Considerando que o Jardim Botânico de São Paulo faz parte do Parque Estadual das Fontes do Ipiranga, classificado na categoria “Parque Nacional”, conforme preconiza o inciso 4º da lei relatada anteriormente, logo eventos musicais desse nível são totalmente contraditórios nessa área.
O Artigo 54 da Lei nº 9.605/1998 ainda esclarece que “causar poluição de qualquer natureza em níveis tais que resultem ou possam resultar em danos à saúde humana, ou que provoquem a mortandade de animais ou a destruição significativa da flora” sendo um crime ambiental.
A fauna silvestre existente no Jardim Botânico é composta por aves de diversas espécies, incluindo a Araponga (Procnias nudicollis), espécie na categoria “Quase Ameaçada” segundo a Lista Vermelha de Espécies Ameaçadas (IUCN, 2022), também há teiús, bugios, tatus-galinha, preguiças, saguis, saruês, serpentes em áreas de mata, além de diversidade de anfíbios.
A poluição sonora causada por um evento com muitas horas de duração e aumento na quantidade de pessoas no Jardim Botânico pode ser extremamente prejudicial para a fauna, além do risco maior de acidentes.
Danos as plantas também devem ser considerados, visto que o Jardim Botânico é classificado na categoria A, segundo a Comissão Nacional de Jardins Botânicos (CNJB), sendo um local de conservação, preservação e contemplação, abriga espécies nativas da flora em acervo vivo, incluindo espécies ameaçadas como o Cedro-rosa (Cedrella fissilis) ou o palmito-jussara (Euterpe edulis). Embora o evento ainda não tenha acontecido, deve ser considerado sua irregularidade para um local de extrema importância ambiental para o município, o Estado de São Paulo e o Brasil.

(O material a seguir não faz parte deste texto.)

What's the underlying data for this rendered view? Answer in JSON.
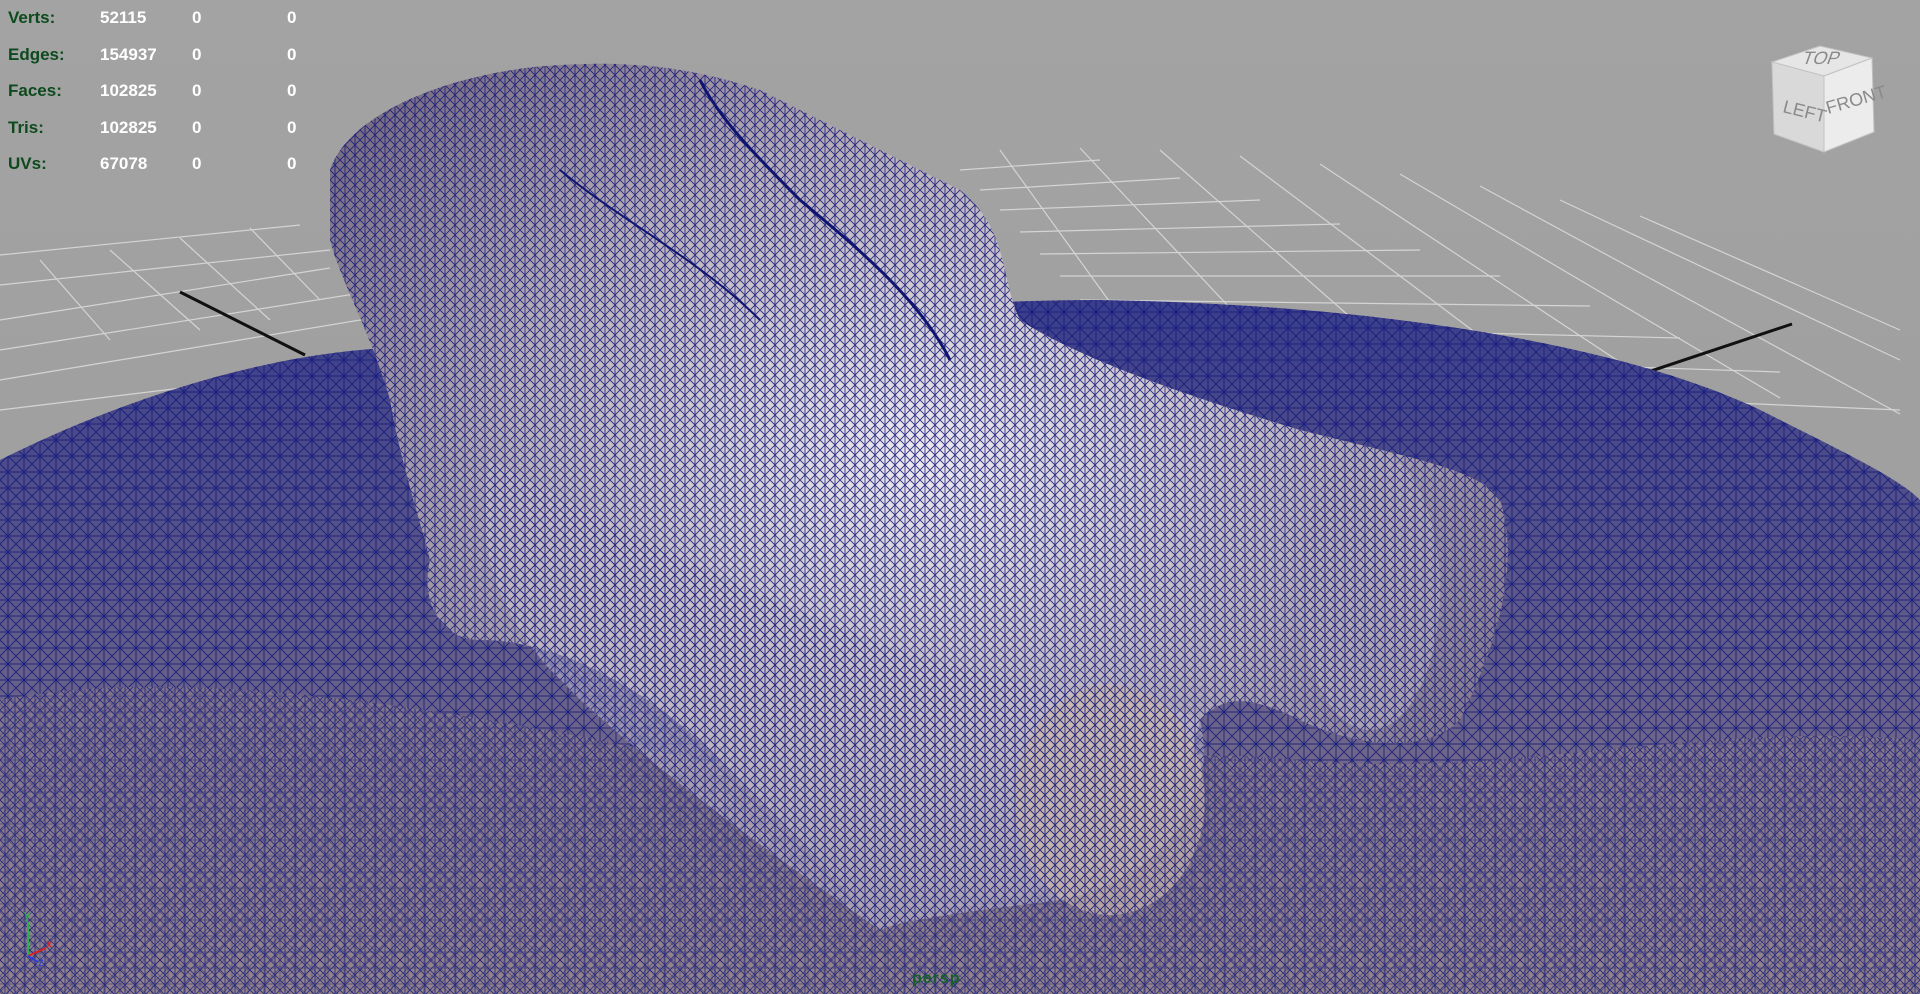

O Consórcio Reserva Paulista é atual gestor do Jardim Botânico, Zoológico de São Paulo e Zoo Safari, áreas classificadas como de uso público integrantes do Parque Estadual das Fontes do Ipiranga (PEFI) e onde também está localizado o Instituto de Pesquisas Ambientais (IPA) – Unidade Jardim Botânico, o antigo Instituto de Botânica (IBt), importante local de pesquisas científicas promovidas por pesquisadores especialistas em diversas áreas da botânica, alunos de Pós-graduação e associados.
Vencedora da concessão autorizada através da Lei nº 17.107, de 04 de Junho de 2019 e contrato assinado em 09 de Setembro de 2021, a Reserva Paulista tem dentre suas obrigações contratuais, a manutenção, conservação e preservação do patrimônio material e genético contido em todo o território fruto da concessão.
*Texto sobre a legislação extraído da primeira petição de defesa, elaborado por alguns ex-membros do Programa de Pós-graduação em Biodiversidade Ambiental e Meio Ambiente do Instituto de Pesquisas Ambientais (IPA)
VERDADEIRO ABSURDO FAZER FESTIVAL DE MUSICA NO JARDIM B0TÂNICO. É UM EVENTO CAÇA-NÍQUEL, DE PESSOAL SEM NOÇÃO! FALAM QUE VÃO CUIDAR, PRESERVAR…… NEM SABEM O QUE TEM LÁ. HOJE DIA 26/09, QUATRO DIAS ANTES DO EVENTO, ESTIVE LÁ E SÓ COM A MOVIMENTAÇÃO DA PRODUÇÃO DO EVENTO JÁ PUDE PERCEBER VÁRIOS ANIMAIS ASSUSTADOS, ESTRESSADOS COM O BARULHO E AGITAÇÃO.
NA REALIDADE ESTÃO COMETENDO UM CRIME AMBIENTAL.
Esse evento realmente é um absurdo! Além da destruição de espécies raras presentes no local, a poluição sonora, vai ser uma agressão terrível aos animais. Há tantos lugares adequados, para esse tipo de evento em São Paulo, não existe explicação, para a realização em uma área de preservação ambiental.